José Antonio Emmanuel escribió en 1931 en España La anarquía explicada a los niños. El prólogo comienza: “Este folleto está escrito para contestar a las preguntas que nos han formulado varios camaradas. ¿Cómo educaré a mis hijos? Pregunta que ya esperábamos y a la que respondemos ateniéndonos a los dictados de la Razón y de la Ciencia”.
Estéril es explicar que por aquellos años, como por éstos, existían también otros dictados: los del militarismo y el clericalismo, con sus potestades terroríficas. “La anarquía destruye las religiones porque son absolutistas, despóticas, crueles y sanguinarias. Y contra ellas quiere preservaros, queridos niños, para que os rebeléis al temor de ser condenados, al miedo de ser castigados, al placer de ser premiados”.
Los discursos han cambiado un poco pero las cosas no. Es posible que el libro resulte de difícil lectura para los queridos niños a los que va dirigido.
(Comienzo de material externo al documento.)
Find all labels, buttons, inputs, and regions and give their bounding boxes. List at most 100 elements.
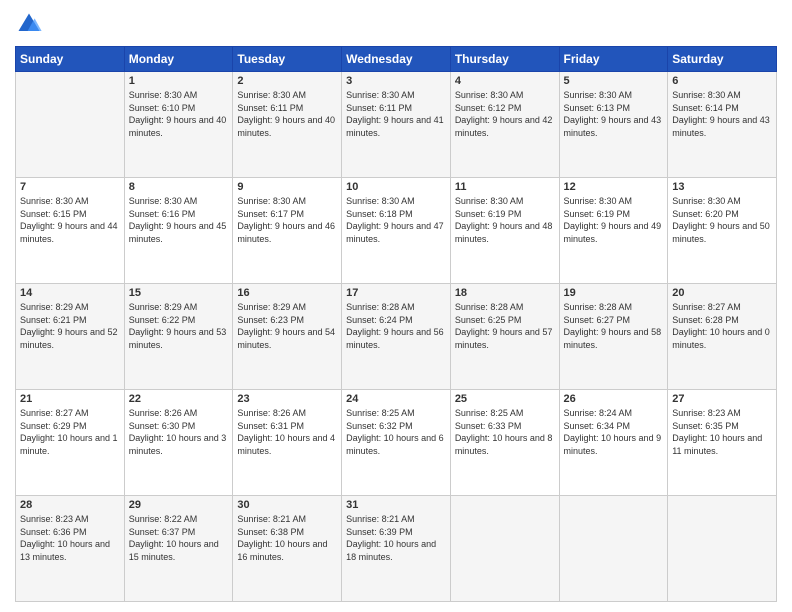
day-info: Sunrise: 8:21 AMSunset: 6:38 PMDaylight:… (237, 513, 337, 563)
calendar-week-3: 14 Sunrise: 8:29 AMSunset: 6:21 PMDayligh… (16, 284, 777, 390)
day-info: Sunrise: 8:29 AMSunset: 6:21 PMDaylight:… (20, 301, 120, 351)
day-number: 12 (564, 181, 664, 193)
day-number: 11 (455, 181, 555, 193)
day-number: 10 (346, 181, 446, 193)
calendar-cell (16, 72, 125, 178)
calendar-cell: 27 Sunrise: 8:23 AMSunset: 6:35 PMDayligh… (668, 390, 777, 496)
day-number: 8 (129, 181, 229, 193)
day-info: Sunrise: 8:22 AMSunset: 6:37 PMDaylight:… (129, 513, 229, 563)
day-info: Sunrise: 8:28 AMSunset: 6:24 PMDaylight:… (346, 301, 446, 351)
calendar-cell: 11 Sunrise: 8:30 AMSunset: 6:19 PMDayligh… (450, 178, 559, 284)
day-info: Sunrise: 8:30 AMSunset: 6:16 PMDaylight:… (129, 195, 229, 245)
calendar-cell: 17 Sunrise: 8:28 AMSunset: 6:24 PMDayligh… (342, 284, 451, 390)
calendar-cell: 10Sunrise: 8:30 AMSunset: 6:18 PMDayligh… (342, 178, 451, 284)
day-number: 3 (346, 75, 446, 87)
weekday-header-friday: Friday (559, 47, 668, 72)
day-number: 1 (129, 75, 229, 87)
weekday-header-wednesday: Wednesday (342, 47, 451, 72)
day-info: Sunrise: 8:21 AMSunset: 6:39 PMDaylight:… (346, 513, 446, 563)
calendar-cell: 9Sunrise: 8:30 AMSunset: 6:17 PMDaylight… (233, 178, 342, 284)
calendar-cell: 18Sunrise: 8:28 AMSunset: 6:25 PMDayligh… (450, 284, 559, 390)
day-number: 30 (237, 499, 337, 511)
day-number: 20 (672, 287, 772, 299)
weekday-header-tuesday: Tuesday (233, 47, 342, 72)
day-number: 6 (672, 75, 772, 87)
day-info: Sunrise: 8:26 AMSunset: 6:30 PMDaylight:… (129, 407, 229, 457)
day-number: 31 (346, 499, 446, 511)
day-info: Sunrise: 8:30 AMSunset: 6:10 PMDaylight:… (129, 89, 229, 139)
calendar-cell: 6 Sunrise: 8:30 AMSunset: 6:14 PMDaylight… (668, 72, 777, 178)
weekday-header-saturday: Saturday (668, 47, 777, 72)
day-info: Sunrise: 8:24 AMSunset: 6:34 PMDaylight:… (564, 407, 664, 457)
day-number: 23 (237, 393, 337, 405)
calendar-cell: 19 Sunrise: 8:28 AMSunset: 6:27 PMDayligh… (559, 284, 668, 390)
day-number: 17 (346, 287, 446, 299)
calendar-cell: 24 Sunrise: 8:25 AMSunset: 6:32 PMDayligh… (342, 390, 451, 496)
calendar-cell: 20Sunrise: 8:27 AMSunset: 6:28 PMDayligh… (668, 284, 777, 390)
day-info: Sunrise: 8:23 AMSunset: 6:36 PMDaylight:… (20, 513, 120, 563)
calendar-cell: 29Sunrise: 8:22 AMSunset: 6:37 PMDayligh… (124, 496, 233, 602)
day-number: 27 (672, 393, 772, 405)
header (15, 10, 777, 38)
calendar-cell: 26 Sunrise: 8:24 AMSunset: 6:34 PMDayligh… (559, 390, 668, 496)
day-number: 25 (455, 393, 555, 405)
day-info: Sunrise: 8:23 AMSunset: 6:35 PMDaylight:… (672, 407, 772, 457)
day-number: 13 (672, 181, 772, 193)
day-info: Sunrise: 8:27 AMSunset: 6:29 PMDaylight:… (20, 407, 120, 457)
calendar-cell: 14 Sunrise: 8:29 AMSunset: 6:21 PMDayligh… (16, 284, 125, 390)
day-number: 22 (129, 393, 229, 405)
day-info: Sunrise: 8:30 AMSunset: 6:11 PMDaylight:… (346, 89, 446, 139)
day-info: Sunrise: 8:30 AMSunset: 6:14 PMDaylight:… (672, 89, 772, 139)
day-number: 19 (564, 287, 664, 299)
day-number: 4 (455, 75, 555, 87)
day-info: Sunrise: 8:30 AMSunset: 6:12 PMDaylight:… (455, 89, 555, 139)
weekday-row: SundayMondayTuesdayWednesdayThursdayFrid… (16, 47, 777, 72)
calendar-cell: 30 Sunrise: 8:21 AMSunset: 6:38 PMDayligh… (233, 496, 342, 602)
calendar-cell: 28 Sunrise: 8:23 AMSunset: 6:36 PMDayligh… (16, 496, 125, 602)
calendar-cell: 31 Sunrise: 8:21 AMSunset: 6:39 PMDayligh… (342, 496, 451, 602)
calendar-cell: 3 Sunrise: 8:30 AMSunset: 6:11 PMDaylight… (342, 72, 451, 178)
weekday-header-sunday: Sunday (16, 47, 125, 72)
calendar-cell: 4 Sunrise: 8:30 AMSunset: 6:12 PMDaylight… (450, 72, 559, 178)
day-number: 28 (20, 499, 120, 511)
calendar-cell: 8 Sunrise: 8:30 AMSunset: 6:16 PMDaylight… (124, 178, 233, 284)
day-number: 26 (564, 393, 664, 405)
calendar-week-2: 7Sunrise: 8:30 AMSunset: 6:15 PMDaylight… (16, 178, 777, 284)
weekday-header-monday: Monday (124, 47, 233, 72)
calendar-cell (668, 496, 777, 602)
logo (15, 10, 47, 38)
calendar-week-4: 21Sunrise: 8:27 AMSunset: 6:29 PMDayligh… (16, 390, 777, 496)
calendar-cell: 13 Sunrise: 8:30 AMSunset: 6:20 PMDayligh… (668, 178, 777, 284)
calendar-cell (559, 496, 668, 602)
day-info: Sunrise: 8:30 AMSunset: 6:19 PMDaylight:… (564, 195, 664, 245)
calendar-cell: 7Sunrise: 8:30 AMSunset: 6:15 PMDaylight… (16, 178, 125, 284)
calendar-week-5: 28 Sunrise: 8:23 AMSunset: 6:36 PMDayligh… (16, 496, 777, 602)
day-number: 24 (346, 393, 446, 405)
day-number: 14 (20, 287, 120, 299)
calendar-week-1: 1 Sunrise: 8:30 AMSunset: 6:10 PMDaylight… (16, 72, 777, 178)
calendar-cell: 5Sunrise: 8:30 AMSunset: 6:13 PMDaylight… (559, 72, 668, 178)
day-info: Sunrise: 8:30 AMSunset: 6:13 PMDaylight:… (564, 89, 664, 139)
day-number: 16 (237, 287, 337, 299)
day-info: Sunrise: 8:30 AMSunset: 6:19 PMDaylight:… (455, 195, 555, 245)
calendar-cell: 15Sunrise: 8:29 AMSunset: 6:22 PMDayligh… (124, 284, 233, 390)
calendar-cell: 21Sunrise: 8:27 AMSunset: 6:29 PMDayligh… (16, 390, 125, 496)
day-info: Sunrise: 8:26 AMSunset: 6:31 PMDaylight:… (237, 407, 337, 457)
day-info: Sunrise: 8:30 AMSunset: 6:20 PMDaylight:… (672, 195, 772, 245)
day-info: Sunrise: 8:28 AMSunset: 6:27 PMDaylight:… (564, 301, 664, 351)
calendar-cell (450, 496, 559, 602)
calendar-table: SundayMondayTuesdayWednesdayThursdayFrid… (15, 46, 777, 602)
day-number: 15 (129, 287, 229, 299)
day-info: Sunrise: 8:25 AMSunset: 6:32 PMDaylight:… (346, 407, 446, 457)
day-number: 7 (20, 181, 120, 193)
day-info: Sunrise: 8:28 AMSunset: 6:25 PMDaylight:… (455, 301, 555, 351)
day-info: Sunrise: 8:25 AMSunset: 6:33 PMDaylight:… (455, 407, 555, 457)
day-number: 2 (237, 75, 337, 87)
calendar-cell: 22 Sunrise: 8:26 AMSunset: 6:30 PMDayligh… (124, 390, 233, 496)
day-info: Sunrise: 8:29 AMSunset: 6:23 PMDaylight:… (237, 301, 337, 351)
calendar-cell: 1 Sunrise: 8:30 AMSunset: 6:10 PMDaylight… (124, 72, 233, 178)
calendar-cell: 16 Sunrise: 8:29 AMSunset: 6:23 PMDayligh… (233, 284, 342, 390)
day-info: Sunrise: 8:30 AMSunset: 6:17 PMDaylight:… (237, 195, 337, 245)
calendar-cell: 12 Sunrise: 8:30 AMSunset: 6:19 PMDayligh… (559, 178, 668, 284)
calendar-cell: 23 Sunrise: 8:26 AMSunset: 6:31 PMDayligh… (233, 390, 342, 496)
Intento leérselo a mi hijo en esta reedición inspirada, poética, ilustrada por Fábrica de Estampas en este mal albor del tercer milenio y tal vez la retórica de esta arenga –justa e indiscutible– no entre en la cabeza de un niño tan chiquito. Esperaré otro momento. Los valores de este decálogo heredero de Ferrer y Pestalozzi son también los míos: “Apoya, Ayuda, Copia lo bello, Labora, Estudia, Ama, Protege, Cultiva, No tengas esclavos, Trabaja” y a vuelo de pájaro se hace evidente que no hay hombre de bien que pueda sino adherir a la anarquía.
Sin embargo, la historia del mundo está superpoblada de otros signos. Una serie de pequeñas noticias nos ha sacudido esta semana. Unos policías detienen a dos estudiantes porque llevan un pin del Partido Comunista y les sugieren que si no quieren que les pasen estas cosas no salgan con esos símbolos a la calle. No les dicen: “No abracen la causa comunista, niños” sino que sólo se concentran en la visibilidad del pin. ¿Qué efecto esperan detrás de este acto represivo? ¿Un cambio ideológico en el portador del distintivo? ¿O un cambio de inteligencia adolescente que lleve a la práctica comunista –sea cual fuere– de regreso a las catacumbas de lo prohibido? ¿Vería con mejores ojos este policía analfabeto que los niños que supuestamente debe proteger portasen una crucecita, un elemento de tortura con mejor agencia de prensa?
En desafortunada simultaneidad, el rector del Colegio Manuel Dorrego, de Morón, sancionó a dos chicas que iban de la mano por el patio. “Yo tengo amigos homosexuales”, les dijo, “pero no los dejo que se besen delante de mi hijo”. Según sus compañeros, las chicas no se estaban besando, pero de todos modos la lección del instructor está bastante clara: ustedes, como mis amigos, pueden besarse cuando sean invisibles, pero no delante de la polis, de la ciudad, del decálogo de hipocresías que militar y clericalmente hemos armado para esta educación que les ha tocado en suerte. Desde el Nacional Manuel Belgrano, de Merlo, donde me eduqué, veíamos al Dorrego con envidia y con recelo: era la versión ligeramente más civilizada, más integrada, el modelo de educación pública en el lejano oeste. Pero la noticia no termina allí, y vuelve a darle al Dorrego aquel poder mítico: fueron los propios alumnos, en anárquica e intuitiva comprensión del mundo, quienes le plantaron cara al extraviado rector. “Usted debería estar amando a alguien”, le espetaron en alguna pancarta. Es que es el rector quien tiene el problema y el camino que pretende enseñar, camino hacia la invisibilidad, es su propio camino de triste marioneta cabizbaja.
Prefiero no extenderme en el caso de la monja japonesa que entregaba niños sordomudos a los curas pedófilos; ése es directa y visiblemente un caso criminal y ya será juzgado como tal. Pero es preocupante el tiempo que deberá pasar aún para que se declare que las prácticas del clericalismo, con su juego de leyes tramposas, contradictorias e hipócritas, son las de una secta de maníacos y trastornados.
Insistiré con el libro y con mis hijos. Si el problema es la retórica enrevesada, intentaré explicarlo con Pokémons. En la primera página del libro reeditado brillan las palabras de Eliseo Reclus: “Débiles y pequeños, los niños son, por eso mismo, sagrados”.